馬の骨、20周年ライブの興奮を再現
2025年9月、馬の骨はデビュー20周年を迎え、特別なベストアルバムの制作が計画された。それを祝う形で、16年ぶりのライブが実現したのは12月28日、東京のSHIBUYA WWWX。予想以上の熱気に包まれたステージに、多くのファンが集結した。開演前から会場の空気は盛り上がり、期待感が高まる。映画『大いなる西部』の楽曲「Main Title」が流れ、馬の骨のメンバーが登場する瞬間は、まさにドラマチックな幕開けだった。
一夜限りの貴重なステージ
スタートを切ったのは、ロバート・レスター・フォルサムのカバー「My Stove’s On Fire」。メンバーひとりひとりが息を揃え、迫力あるアンサンブルを演出。続く「Fine Play」や「Someday, Somewhere, Somebody」はベストアルバムには収録されていない貴重な楽曲です。このライブでは、思い出の曲のみならず、ファンが待ち望んだ新たなアレンジも披露され、セットリストは期待を超える驚きに満ちていた。
魅力的なアンサンブル
特に「Oh! Oh! Oh!」では、ファンが振り付けを楽しむ姿も見受けられ、会場はさらに活気づく。メンバーはそれぞれの楽器と声で求められるフレーズをしっかりと網羅していくことで、心地よいグルーヴ感と美しいサウンドを作り出した。

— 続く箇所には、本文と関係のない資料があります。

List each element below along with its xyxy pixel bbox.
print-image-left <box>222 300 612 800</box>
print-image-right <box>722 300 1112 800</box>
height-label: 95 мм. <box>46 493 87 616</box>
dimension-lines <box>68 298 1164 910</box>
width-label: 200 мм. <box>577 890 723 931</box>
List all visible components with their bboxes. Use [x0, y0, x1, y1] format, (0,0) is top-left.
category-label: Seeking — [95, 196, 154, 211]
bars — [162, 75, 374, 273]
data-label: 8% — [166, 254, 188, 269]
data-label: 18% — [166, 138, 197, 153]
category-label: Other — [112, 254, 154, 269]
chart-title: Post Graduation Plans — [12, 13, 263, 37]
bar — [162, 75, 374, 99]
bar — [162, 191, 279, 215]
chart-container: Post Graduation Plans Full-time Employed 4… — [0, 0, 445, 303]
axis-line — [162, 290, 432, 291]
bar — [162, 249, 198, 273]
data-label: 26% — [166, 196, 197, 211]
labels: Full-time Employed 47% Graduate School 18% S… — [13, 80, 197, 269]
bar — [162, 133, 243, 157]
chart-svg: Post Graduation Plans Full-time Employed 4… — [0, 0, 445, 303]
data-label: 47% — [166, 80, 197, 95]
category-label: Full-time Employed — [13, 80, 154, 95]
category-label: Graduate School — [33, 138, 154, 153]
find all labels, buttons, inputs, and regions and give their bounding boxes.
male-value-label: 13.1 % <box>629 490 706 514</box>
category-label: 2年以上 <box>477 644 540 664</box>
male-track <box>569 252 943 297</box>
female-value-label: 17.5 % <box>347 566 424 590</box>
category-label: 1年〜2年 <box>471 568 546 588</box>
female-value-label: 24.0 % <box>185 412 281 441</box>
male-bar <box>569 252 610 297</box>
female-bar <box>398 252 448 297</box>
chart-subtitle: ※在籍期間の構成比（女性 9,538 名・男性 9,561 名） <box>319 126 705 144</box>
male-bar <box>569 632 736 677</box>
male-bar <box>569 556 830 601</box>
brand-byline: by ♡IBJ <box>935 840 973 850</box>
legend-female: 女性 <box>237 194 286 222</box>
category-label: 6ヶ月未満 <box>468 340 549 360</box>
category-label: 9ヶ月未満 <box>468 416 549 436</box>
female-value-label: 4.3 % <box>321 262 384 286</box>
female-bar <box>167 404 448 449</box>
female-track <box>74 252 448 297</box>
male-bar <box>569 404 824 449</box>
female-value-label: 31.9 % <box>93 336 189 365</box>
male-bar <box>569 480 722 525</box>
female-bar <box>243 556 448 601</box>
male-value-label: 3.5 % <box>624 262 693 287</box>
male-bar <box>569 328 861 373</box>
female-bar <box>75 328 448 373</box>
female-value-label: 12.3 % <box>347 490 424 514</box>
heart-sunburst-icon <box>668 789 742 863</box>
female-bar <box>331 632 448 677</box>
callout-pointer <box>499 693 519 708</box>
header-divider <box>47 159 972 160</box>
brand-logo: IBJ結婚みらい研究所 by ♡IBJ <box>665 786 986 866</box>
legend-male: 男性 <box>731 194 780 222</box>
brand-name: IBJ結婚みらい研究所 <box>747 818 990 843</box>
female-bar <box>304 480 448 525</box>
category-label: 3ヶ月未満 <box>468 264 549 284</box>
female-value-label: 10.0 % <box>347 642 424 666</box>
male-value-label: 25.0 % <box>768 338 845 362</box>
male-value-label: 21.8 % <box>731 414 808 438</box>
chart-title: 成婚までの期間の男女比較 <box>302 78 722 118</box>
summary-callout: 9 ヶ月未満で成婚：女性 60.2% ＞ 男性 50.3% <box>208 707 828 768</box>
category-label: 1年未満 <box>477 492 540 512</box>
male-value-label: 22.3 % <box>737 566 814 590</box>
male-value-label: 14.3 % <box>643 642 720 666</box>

「PING&PONG」や「クモと蝶」、さらには「Chewing Gum On The Street」へと進むにつれ、ライブはまるで一本の物語のように展開し、聴衆はその世界に引き込まれていく。
ユーモアと音楽の融合
馬の骨の中心である堀込泰行には、音楽とユーモアが見事に融合している。MCでは、リハーサル後に沖山優司の衣装に触れ、「まるでアンディ・ウォーホルのようだ」と紹介。観客はその軽快なトークに笑い、またその独特の発想に引き込まれていた。堀込のMCは、ただの音楽の合間の言葉ではなく、独自のユーモアで観客との距離を縮めていく重要な要素となっていた。
ファンへの感謝の気持ち
エンディングには、「枯れない泉」「最低速度を守れ!」といった名曲が披露され、観客の反応は最高の盛り上がりを見せた。ラストナンバーの「River」では、メロディの美しさが心を満たし、観客はその余韻に浸った。さらに、アンコールの「Let’s get crazy」では、新曲が加わり、音楽の進化を感じさせた。
今後の期待と願い
ライブ終了後、堀込泰行は「またお会いしましょう、いつか」と言葉を残し、その未来に期待を寄せた。20周年という節目を経て、馬の骨がどのような音楽を届けてくれるのか、ファンは心待ちにしている。短い時間に詰まった感動と興奮を思い出しながら、音楽の力を感じた特別な夜だった。
本ライブのセットリストは、各種配信サービスで聴くことができるとあって、ファンの記憶に刻まれた瞬間を再度体験することも可能。しかし、やはりライブという生の体験に勝るものはない。次回の公演が今から楽しみでならない。